Anabelle Colaco
23 Jan 2026, 12:18 GMT+10
ONTARIO, Canada: Decades of overuse and environmental damage have pushed the world's freshwater systems past a critical tipping point, leaving billions of people exposed to worsening shortages and economic risks, according to new research from the United Nations.
Researchers at the United Nations University Institute for Water, Environment and Health warned on January 20 that the planet is entering an era of irreversible water "bankruptcy", as lakes, rivers, glaciers, wetlands, and underground aquifers are depleted faster than they can recover.
Nearly three-quarters of the global population now live in countries deemed "water insecure" or "critically water insecure", the report said. Around four billion people experience severe water scarcity for at least one month each year.
"Many regions are living beyond their hydrological means, and many critical water systems are already bankrupt," said Kaveh Madani, the institute's director and lead author of the report.
"By acknowledging the reality of water bankruptcy, we can finally make the hard choices that will protect people, economies, and ecosystems," he said.

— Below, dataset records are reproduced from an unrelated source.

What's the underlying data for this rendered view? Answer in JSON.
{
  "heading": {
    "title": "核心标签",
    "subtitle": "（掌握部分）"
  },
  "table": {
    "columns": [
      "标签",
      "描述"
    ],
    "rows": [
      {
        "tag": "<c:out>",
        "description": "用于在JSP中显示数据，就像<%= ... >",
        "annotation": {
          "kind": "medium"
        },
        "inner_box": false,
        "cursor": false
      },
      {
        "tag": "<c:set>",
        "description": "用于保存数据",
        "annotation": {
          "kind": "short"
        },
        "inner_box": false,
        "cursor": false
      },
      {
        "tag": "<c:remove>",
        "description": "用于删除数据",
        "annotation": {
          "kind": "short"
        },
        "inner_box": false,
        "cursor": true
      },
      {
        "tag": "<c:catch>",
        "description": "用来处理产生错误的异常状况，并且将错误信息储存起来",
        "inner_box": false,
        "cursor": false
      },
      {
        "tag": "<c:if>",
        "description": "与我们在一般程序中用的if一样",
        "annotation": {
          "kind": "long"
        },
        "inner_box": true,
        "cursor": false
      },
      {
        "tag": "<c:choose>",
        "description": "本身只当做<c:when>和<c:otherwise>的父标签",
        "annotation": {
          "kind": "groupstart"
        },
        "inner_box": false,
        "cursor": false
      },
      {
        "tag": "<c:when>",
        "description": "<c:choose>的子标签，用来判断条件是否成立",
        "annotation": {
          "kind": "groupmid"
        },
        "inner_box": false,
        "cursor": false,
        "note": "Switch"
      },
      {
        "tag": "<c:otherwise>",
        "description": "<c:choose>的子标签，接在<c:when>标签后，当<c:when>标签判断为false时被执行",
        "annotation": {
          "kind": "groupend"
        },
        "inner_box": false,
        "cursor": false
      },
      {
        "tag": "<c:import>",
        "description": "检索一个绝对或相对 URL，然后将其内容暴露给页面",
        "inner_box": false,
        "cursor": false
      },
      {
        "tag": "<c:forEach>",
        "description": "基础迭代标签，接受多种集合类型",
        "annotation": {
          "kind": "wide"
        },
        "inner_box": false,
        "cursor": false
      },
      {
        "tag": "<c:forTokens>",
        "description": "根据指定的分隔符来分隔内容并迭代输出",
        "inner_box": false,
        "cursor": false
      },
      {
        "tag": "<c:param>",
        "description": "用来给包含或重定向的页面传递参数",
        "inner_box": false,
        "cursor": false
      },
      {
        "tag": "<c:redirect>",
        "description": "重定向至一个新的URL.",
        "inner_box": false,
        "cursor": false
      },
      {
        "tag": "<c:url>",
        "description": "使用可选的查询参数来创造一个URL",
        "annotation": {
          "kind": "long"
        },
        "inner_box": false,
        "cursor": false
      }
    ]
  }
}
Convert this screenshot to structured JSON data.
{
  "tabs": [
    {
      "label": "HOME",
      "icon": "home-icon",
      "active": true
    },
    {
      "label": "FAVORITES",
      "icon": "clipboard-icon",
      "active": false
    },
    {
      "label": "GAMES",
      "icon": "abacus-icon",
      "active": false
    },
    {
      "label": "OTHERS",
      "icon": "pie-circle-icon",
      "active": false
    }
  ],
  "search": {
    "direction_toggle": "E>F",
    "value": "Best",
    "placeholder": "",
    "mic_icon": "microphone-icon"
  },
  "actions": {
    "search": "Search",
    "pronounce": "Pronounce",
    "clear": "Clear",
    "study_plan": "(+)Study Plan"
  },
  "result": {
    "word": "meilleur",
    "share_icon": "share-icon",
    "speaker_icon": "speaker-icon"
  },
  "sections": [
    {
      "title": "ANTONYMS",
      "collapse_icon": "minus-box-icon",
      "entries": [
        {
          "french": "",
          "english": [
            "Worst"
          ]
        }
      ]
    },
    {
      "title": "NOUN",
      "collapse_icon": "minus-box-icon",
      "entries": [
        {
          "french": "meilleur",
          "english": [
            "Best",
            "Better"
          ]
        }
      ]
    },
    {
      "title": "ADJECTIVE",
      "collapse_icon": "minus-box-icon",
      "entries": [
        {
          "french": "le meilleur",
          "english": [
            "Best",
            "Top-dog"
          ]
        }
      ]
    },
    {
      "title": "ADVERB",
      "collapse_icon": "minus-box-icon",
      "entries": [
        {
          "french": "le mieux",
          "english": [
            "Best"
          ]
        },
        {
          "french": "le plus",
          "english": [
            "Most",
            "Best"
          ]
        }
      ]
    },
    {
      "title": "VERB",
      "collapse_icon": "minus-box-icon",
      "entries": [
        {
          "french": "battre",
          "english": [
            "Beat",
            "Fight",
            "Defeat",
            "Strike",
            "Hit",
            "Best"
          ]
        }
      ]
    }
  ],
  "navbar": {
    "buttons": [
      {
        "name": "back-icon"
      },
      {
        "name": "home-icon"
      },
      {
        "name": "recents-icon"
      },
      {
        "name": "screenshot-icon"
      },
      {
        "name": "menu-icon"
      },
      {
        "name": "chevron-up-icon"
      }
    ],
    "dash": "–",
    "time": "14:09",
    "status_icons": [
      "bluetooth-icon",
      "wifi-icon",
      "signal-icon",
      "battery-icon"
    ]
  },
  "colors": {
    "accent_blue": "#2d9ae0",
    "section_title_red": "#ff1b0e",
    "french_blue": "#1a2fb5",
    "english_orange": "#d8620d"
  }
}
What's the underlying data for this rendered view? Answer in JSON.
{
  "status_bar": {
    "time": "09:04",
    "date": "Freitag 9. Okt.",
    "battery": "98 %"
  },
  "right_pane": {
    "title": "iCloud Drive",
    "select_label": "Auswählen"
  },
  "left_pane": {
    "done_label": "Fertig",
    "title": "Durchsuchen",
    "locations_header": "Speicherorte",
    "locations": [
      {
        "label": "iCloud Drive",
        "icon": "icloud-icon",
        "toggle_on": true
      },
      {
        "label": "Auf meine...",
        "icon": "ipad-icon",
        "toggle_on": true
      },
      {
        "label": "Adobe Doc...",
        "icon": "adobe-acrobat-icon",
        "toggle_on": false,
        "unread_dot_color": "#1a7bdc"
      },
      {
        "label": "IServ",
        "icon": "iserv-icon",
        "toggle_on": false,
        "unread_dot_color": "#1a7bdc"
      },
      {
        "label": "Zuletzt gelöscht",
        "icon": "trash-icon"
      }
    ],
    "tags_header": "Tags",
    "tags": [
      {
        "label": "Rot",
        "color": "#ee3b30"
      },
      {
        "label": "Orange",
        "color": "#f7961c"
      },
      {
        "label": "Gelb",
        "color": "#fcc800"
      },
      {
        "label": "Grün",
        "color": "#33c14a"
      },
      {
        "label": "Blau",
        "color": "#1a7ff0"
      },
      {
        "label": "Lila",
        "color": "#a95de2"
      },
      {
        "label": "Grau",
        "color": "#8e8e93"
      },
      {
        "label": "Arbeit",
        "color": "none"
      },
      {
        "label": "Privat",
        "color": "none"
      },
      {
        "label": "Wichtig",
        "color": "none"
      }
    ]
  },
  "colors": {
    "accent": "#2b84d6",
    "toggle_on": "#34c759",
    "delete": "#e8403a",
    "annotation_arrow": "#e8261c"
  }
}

The study said the world's water supplies are "already in a post-crisis state of failure" following decades of unsustainable extraction. Natural water "savings" held in aquifers, glaciers, soils, wetlands, and river systems have been steadily drawn down, while pollution has further degraded remaining resources.
The strain is especially acute in agriculture. More than 170 million hectares of irrigated cropland — an area larger than Iran — are experiencing "high" or "very high" water stress, the report found. Damage linked to land degradation, groundwater depletion, and climate change now costs the global economy more than US$300 billion annually.
The researchers said three billion people live in regions where water storage levels are unstable or declining. Those same areas account for more than half of the world's food production, raising concerns about future food security. Salinization, often driven by poor irrigation practices, has already degraded more than 100 million hectares of cropland worldwide.
According to the report, current approaches to managing water resources are no longer adequate. Rather than aiming to "return to normal", the authors called for a new "global water agenda" focused on limiting damage, prioritising resilience, and adapting to long-term scarcity.
The researchers argued that water policy must shift away from short-term crisis responses toward systemic change, recognising water as a finite resource that underpins economic stability, ecosystems, and human health.
Not all experts agreed that the report fully captured the roots of the crisis. Jonathan Paul, a geoscience professor at Royal Holloway, University of London, said the analysis overlooked a key driver.
"The elephant in the room, which is mentioned explicitly only once, is the role of massive and uneven population growth in driving so many of the manifestations of water bankruptcy," he said.